The US space agency says it is the first time since the 1970s it has studied such a phenomenon both from orbit and with a weather station on the planet's surface.
Chief Mars scientist at NASA's Jet Propulsion Laboratory, Rich Zurek, says the Martian dust storm is covering large regions of the planet.
"It has covered a fairly extensive region with its dust haze and it is in a part of the planet where some regional storms in the past have grown into global dust hazes," he said.
"One thing we want to learn is why do some Martian dust storms get to this size and stop growing, while others this size keep growing and go global."
Regional dust storms expanded and affected vast areas of the red planet in 2001 and 2007.
Following decades of observations, NASA experts know there is a seasonal pattern to the largest Martian dust storms.

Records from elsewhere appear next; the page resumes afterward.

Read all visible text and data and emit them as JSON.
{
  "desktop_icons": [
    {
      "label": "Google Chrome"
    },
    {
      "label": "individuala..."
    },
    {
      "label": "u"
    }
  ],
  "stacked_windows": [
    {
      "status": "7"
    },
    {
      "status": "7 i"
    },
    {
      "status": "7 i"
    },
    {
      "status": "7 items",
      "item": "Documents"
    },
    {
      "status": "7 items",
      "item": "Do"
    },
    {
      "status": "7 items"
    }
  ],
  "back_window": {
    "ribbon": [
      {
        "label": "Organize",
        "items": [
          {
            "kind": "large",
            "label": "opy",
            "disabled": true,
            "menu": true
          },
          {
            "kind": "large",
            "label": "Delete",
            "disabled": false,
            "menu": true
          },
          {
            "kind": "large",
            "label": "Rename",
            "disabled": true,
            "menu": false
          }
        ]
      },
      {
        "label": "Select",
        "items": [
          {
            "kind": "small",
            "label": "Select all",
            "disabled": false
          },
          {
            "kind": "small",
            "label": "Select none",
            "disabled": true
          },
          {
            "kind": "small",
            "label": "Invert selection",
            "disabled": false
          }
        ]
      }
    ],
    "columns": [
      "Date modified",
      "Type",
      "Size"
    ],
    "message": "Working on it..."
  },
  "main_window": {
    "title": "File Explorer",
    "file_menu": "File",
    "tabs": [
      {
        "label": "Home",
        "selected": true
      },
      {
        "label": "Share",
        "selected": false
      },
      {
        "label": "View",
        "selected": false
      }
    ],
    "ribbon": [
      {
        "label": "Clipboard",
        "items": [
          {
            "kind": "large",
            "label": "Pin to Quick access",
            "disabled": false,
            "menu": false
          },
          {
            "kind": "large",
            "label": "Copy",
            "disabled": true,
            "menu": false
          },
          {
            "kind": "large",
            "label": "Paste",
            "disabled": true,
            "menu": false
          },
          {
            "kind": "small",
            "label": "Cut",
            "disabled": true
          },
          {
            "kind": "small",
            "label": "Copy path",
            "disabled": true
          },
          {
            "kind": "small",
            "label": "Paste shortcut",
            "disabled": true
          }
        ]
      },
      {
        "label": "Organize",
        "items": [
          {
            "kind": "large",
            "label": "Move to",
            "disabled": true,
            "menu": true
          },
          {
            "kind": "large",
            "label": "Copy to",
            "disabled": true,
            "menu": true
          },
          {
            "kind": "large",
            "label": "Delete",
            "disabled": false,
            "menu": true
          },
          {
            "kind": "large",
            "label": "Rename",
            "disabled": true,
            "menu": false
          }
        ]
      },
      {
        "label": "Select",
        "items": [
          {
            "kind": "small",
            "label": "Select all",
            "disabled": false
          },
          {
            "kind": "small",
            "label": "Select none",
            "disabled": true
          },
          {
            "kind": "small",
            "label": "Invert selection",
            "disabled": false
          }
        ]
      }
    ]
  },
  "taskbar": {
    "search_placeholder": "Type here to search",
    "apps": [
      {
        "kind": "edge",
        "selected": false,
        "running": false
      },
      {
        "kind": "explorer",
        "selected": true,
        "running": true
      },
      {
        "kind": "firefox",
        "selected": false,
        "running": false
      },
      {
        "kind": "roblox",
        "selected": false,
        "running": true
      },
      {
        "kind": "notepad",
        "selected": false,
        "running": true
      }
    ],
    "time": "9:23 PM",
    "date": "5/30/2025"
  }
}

The most recent dust storm season began a few weeks ago with the beginning of the spring in the southern hemisphere.
As of November 16, the Mars Reconnaissance Orbiter detected a warming of the atmosphere at about 25 kilometres above the storm.

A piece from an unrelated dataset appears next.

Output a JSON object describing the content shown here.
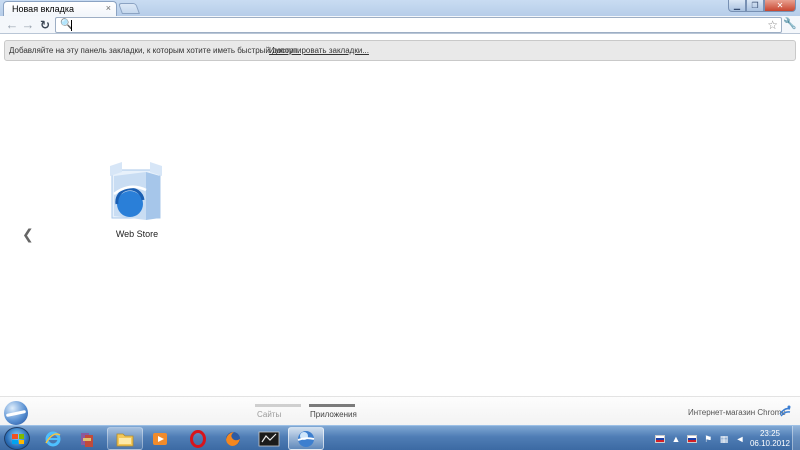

Since then, the region's atmosphere has increased by about 25 degrees.
NASA says the phenomenon is due to dust being lofted above the surface absorbing sunlight.
Warmer temperatures have also been detected in a "hot spot" near northern polar latitudes due to changes in atmospheric circulation.
NASA says its robot Opportunity could could be affected if the storm continues to spread out, since it depends on solar energy for its power supply.
"More dust in the air or falling onto its solar panels would reduce the solar-powered rover's energy supply for daily operations," NASA said.